A autora, entretanto, não se limitou a abordar relatos autobiográficos e a falar da trajetória da Feira Preta. O livro é permeado por dados históricos e pesquisas recentes e busca ampliar e embasar a discussão sobre os efeitos do racismo no acesso de pessoas negras ao mundo dos negócios.
Segundo o texto, ao discutir empreendedorismo, é importante ter por base que existem realidades distintas, nas quais algumas pessoas têm acesso a crédito e respaldo para inovar e outras pessoas empreendem, muitas vezes, por sobrevivência, sem acesso a uma estrutura financeira.
“Então, por exemplo, 82% dos empreendedores negros não têm CNPJ e operam na informalidade. Ao mesmo tempo, 29% da população negra que está exercendo alguma atividade trabalha por conta própria ou é empreendedora. Estamos falando de pelo menos 14 milhões de pessoas. Ou seja, embora trabalhar de forma autônoma seja um pilar fundamental, a precariedade e a falta de estrutura são maiores”, diz.
O livro traz ainda os questionamentos de Adriana, diante das dificuldades, sobre a continuidade ou não do projeto, e sua auto-análise sobre erros e acertos ao longo do caminho da Feira Preta.

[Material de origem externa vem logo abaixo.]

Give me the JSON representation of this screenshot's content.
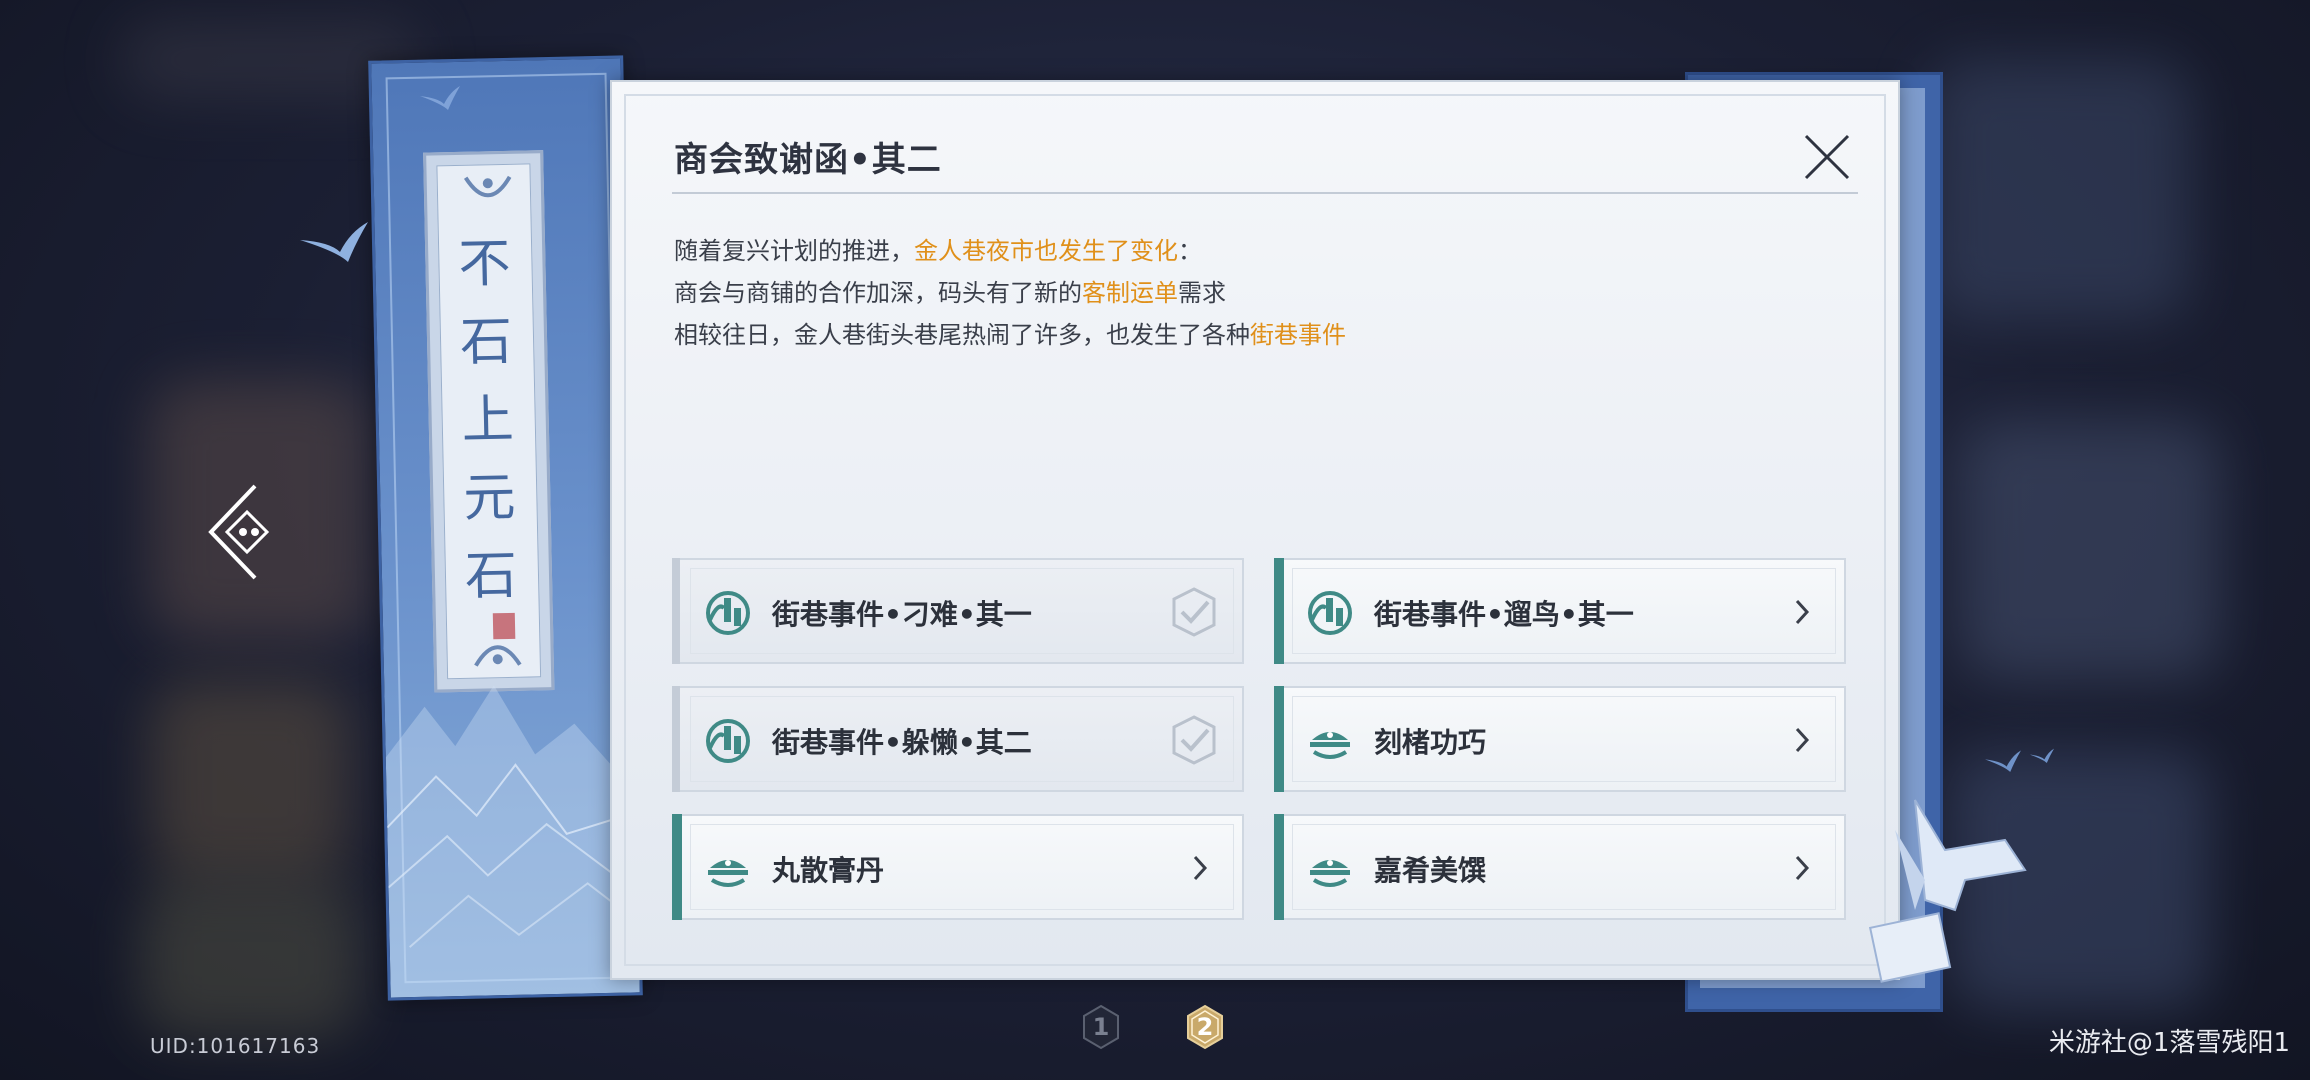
{
  "letter": {
    "title": "商会致谢函•其二",
    "paragraph": [
      {
        "before": "随着复兴计划的推进，",
        "highlight": "金人巷夜市也发生了变化",
        "after": "："
      },
      {
        "before": "商会与商铺的合作加深，码头有了新的",
        "highlight": "客制运单",
        "after": "需求"
      },
      {
        "before": "相较往日，金人巷街头巷尾热闹了许多，也发生了各种",
        "highlight": "街巷事件",
        "after": ""
      }
    ],
    "highlight_color": "#e0901a"
  },
  "banner": {
    "glyphs": "不石上元石"
  },
  "events": [
    {
      "label": "街巷事件•刁难•其一",
      "icon": "lantern-hand-icon",
      "status": "completed"
    },
    {
      "label": "街巷事件•遛鸟•其一",
      "icon": "lantern-hand-icon",
      "status": "available"
    },
    {
      "label": "街巷事件•躲懒•其二",
      "icon": "lantern-hand-icon",
      "status": "completed"
    },
    {
      "label": "刻楮功巧",
      "icon": "boat-cloud-icon",
      "status": "available"
    },
    {
      "label": "丸散膏丹",
      "icon": "boat-cloud-icon",
      "status": "available"
    },
    {
      "label": "嘉肴美馔",
      "icon": "boat-cloud-icon",
      "status": "available"
    }
  ],
  "pagination": {
    "pages": [
      "1",
      "2"
    ],
    "current": "2"
  },
  "footer": {
    "uid": "UID:101617163",
    "watermark": "米游社@1落雪残阳1"
  },
  "colors": {
    "accent_teal": "#3f8a86",
    "banner_blue": "#4f77b8",
    "page_active_gold": "#c9a96a"
  }
}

Preta Potência, para além de falar sobre negócios, consegue transportar quem como eu já visitou a feira para dentro dos corredores do evento. O livro também consegue passar para quem ainda não conhece a Feira Preta mais de perto um pouco do clima criado todos os anos por este projeto que agora já ganhou ares de festival e sobreviveu por cerca de duas décadas influenciando milhares de jovens.